Further dataset details are given in the MF ensemble github repository: https://github.com/lukagrbcic/MFEnsemblePhotonicSurfaces
Tandem Neural Network Details
Tandem Neural Network (TNN) implementation can be found in the TNN folder.
To reproduce the training, testing and the postprocessing of the TNN model, it is neccessary to run train_test_tnn.py script.
The forward Deep Neural Network (DNN) training is given in the script train_forward.py.
The DNN architecutre details for both the inverse and forward DNN are given in the inverse_forward.py file.
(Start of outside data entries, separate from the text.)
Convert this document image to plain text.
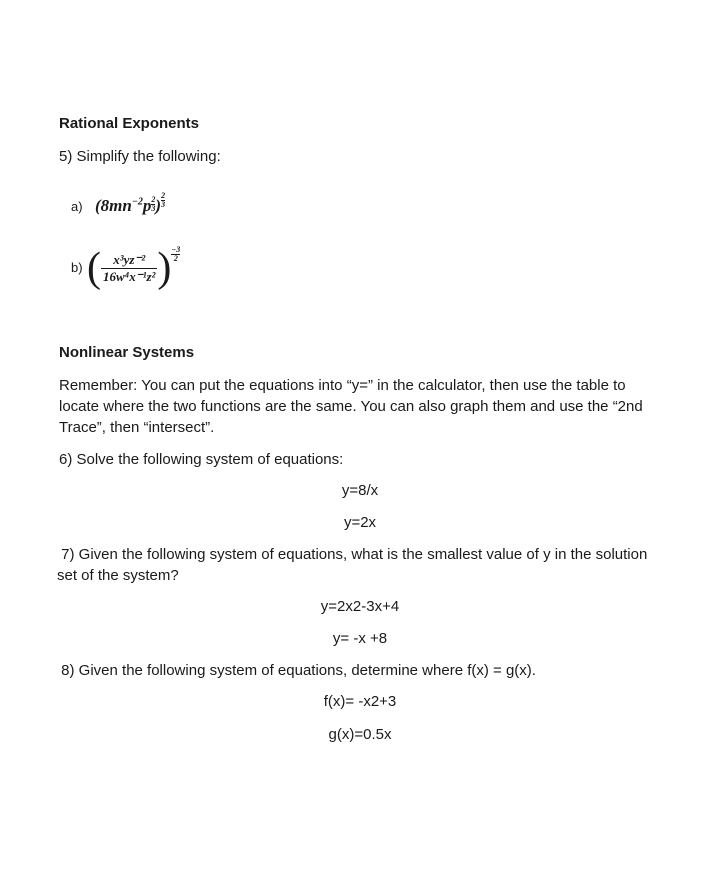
Rational Exponents
5) Simplify the following:
a) $(8mn^{-2}p \frac{2}{3}) \frac{2}{3}$
b) ( $\frac{\text{x³yz⁻²}}{\text{16w⁴x⁻¹z²}}$ ) $\frac{-3}{2}$
Nonlinear Systems
Remember: You can put the equations into “y=” in the calculator, then use the table to locate where the two functions are the same. You can also graph them and use the “2nd Trace”, then “intersect”.
6) Solve the following system of equations:
y=8/x
y=2x
7) Given the following system of equations, what is the smallest value of y in the solution set of the system?
y=2x2-3x+4
y= -x +8
8) Given the following system of equations, determine where f(x) = g(x).
f(x)= -x2+3
g(x)=0.5x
Conditional Generative Adversarial Networks Details
Conditional Generative Adversarial Networks (cGAN) implementation can be found in the CGAN folder.
To reproduce the training, testing and the postprocessing of the CGAN model, it is neccessary to run inconel_gan.py script.
The Generator training is given in the script train_generator.py.
The Generator and Discrimnator architecutre details are given in the generator_discriminator.py file.